Tobacco Farmers Dip into Blooms Biz, Get Major Buzz
Jamie Raley recently kicked his decades-long tobacco habit. The Maryland farmer can thank Gary Mangum of Bell Nursery and some local government officials for helping him get on a new healthier regimen — at least one healthier for his business. Raley's family farm, along with 41 other farms on the Eastern Shore of Maryland, have stopped growing tobacco and other less profitable crops and started growing flowers and plants — a switch that earned them and Maryland's changing agricultural landscape a page one spot on the June 29 Sunday edition of The Washington Post.
The crop swap comes as cigarette smoking drops and tobacco's worth gets snuffed out with it. Gary Mangum, co-founder of Bell's Nursery of Burtsonsville, Md., saw the dual decline as an opportunity to turn all those fallow farms into feeder fields for his business — a main plant supplier to Home Depot. The farmers saw the opportunity as a way to keep their family on the land. And local economic development officials jumped at the chance to play matchmaker between struggling farms in its borders and the successful Bell's Nursery, the Post reported. Under the plan, the farms build half-acre greenhouses (and pay to do so) and plant seedlings they buy from Bell's. Then when the plants are mature, Bells pays twice the amount the seedlings cost, but only for healthy plants.
The idea for the factory-like network of feeder greenhouses, now known as Bell Houses, started out with county officials, the article said. They convinced Bell to operate it and then together started recruiting farmers to be part of Bell's "Grower Network". As part of the recruitment effort, Mangum stressed to skeptical farmers that his staff would work closely with newly greened thumbs to ensure they weren't losing flowers (and money).

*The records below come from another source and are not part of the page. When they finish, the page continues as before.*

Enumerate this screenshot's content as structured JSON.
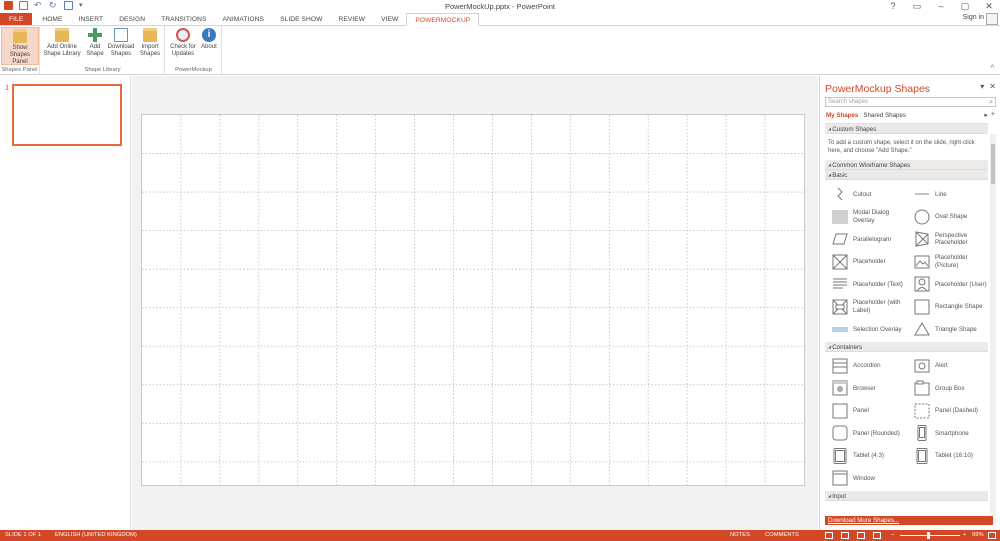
{
  "window": {
    "title": "PowerMockUp.pptx - PowerPoint",
    "controls": [
      "?",
      "▭",
      "–",
      "▢",
      "✕"
    ]
  },
  "ribbon_tabs": [
    "FILE",
    "HOME",
    "INSERT",
    "DESIGN",
    "TRANSITIONS",
    "ANIMATIONS",
    "SLIDE SHOW",
    "REVIEW",
    "VIEW",
    "POWERMOCKUP"
  ],
  "active_tab": "POWERMOCKUP",
  "signin": "Sign in",
  "ribbon": {
    "groups": [
      {
        "label": "Shapes Panel",
        "buttons": [
          {
            "label_1": "Show",
            "label_2": "Shapes Panel",
            "icon": "folder-icon",
            "selected": true
          }
        ]
      },
      {
        "label": "Shape Library",
        "buttons": [
          {
            "label_1": "Add Online",
            "label_2": "Shape Library",
            "icon": "folder-icon"
          },
          {
            "label_1": "Add",
            "label_2": "Shape",
            "icon": "plus-icon"
          },
          {
            "label_1": "Download",
            "label_2": "Shapes",
            "icon": "download-icon"
          },
          {
            "label_1": "Import",
            "label_2": "Shapes",
            "icon": "import-icon"
          }
        ]
      },
      {
        "label": "PowerMockup",
        "buttons": [
          {
            "label_1": "Check for",
            "label_2": "Updates",
            "icon": "update-icon"
          },
          {
            "label_1": "About",
            "label_2": "",
            "icon": "info-icon"
          }
        ]
      }
    ]
  },
  "slides": {
    "number": "1"
  },
  "task_pane": {
    "title": "PowerMockup Shapes",
    "search_placeholder": "Search shapes",
    "library_tabs": [
      "My Shapes",
      "Shared Shapes"
    ],
    "sections": {
      "custom": {
        "title": "Custom Shapes",
        "info": "To add a custom shape, select it on the slide, right-click here, and choose \"Add Shape.\""
      },
      "wireframe": {
        "title": "Common Wireframe Shapes"
      },
      "basic": {
        "title": "Basic",
        "items": [
          "Cutout",
          "Line",
          "Modal Dialog Overlay",
          "Oval Shape",
          "Parallelogram",
          "Perspective Placeholder",
          "Placeholder",
          "Placeholder (Picture)",
          "Placeholder (Text)",
          "Placeholder (User)",
          "Placeholder (with Label)",
          "Rectangle Shape",
          "Selection Overlay",
          "Triangle Shape"
        ]
      },
      "containers": {
        "title": "Containers",
        "items": [
          "Accordion",
          "Alert",
          "Browser",
          "Group Box",
          "Panel",
          "Panel (Dashed)",
          "Panel (Rounded)",
          "Smartphone",
          "Tablet (4:3)",
          "Tablet (16:10)",
          "Window"
        ]
      },
      "input": {
        "title": "Input"
      }
    },
    "download_link": "Download More Shapes..."
  },
  "status_bar": {
    "slide": "SLIDE 1 OF 1",
    "language": "ENGLISH (UNITED KINGDOM)",
    "notes": "NOTES",
    "comments": "COMMENTS",
    "zoom": "99%",
    "zoom_minus": "–",
    "zoom_plus": "+"
  },
  "colors": {
    "accent": "#d24726",
    "accent_light": "#f6d7c8"
  }
}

The Lohmeyer family's efficient, high-tech and highly successful greenhouses earned them the "poster child' status for the program, the paper reports. And it's earned them a profit that far exceeds the $150 an acre government subsidy they get not to plant as much soybeans and corn. Four greenhouses turned $175,000 in annual profit this past year, Charles Lohmeyer told the Post, enough to let his son quit his job running a nearby convenience store and get back to life on the farm.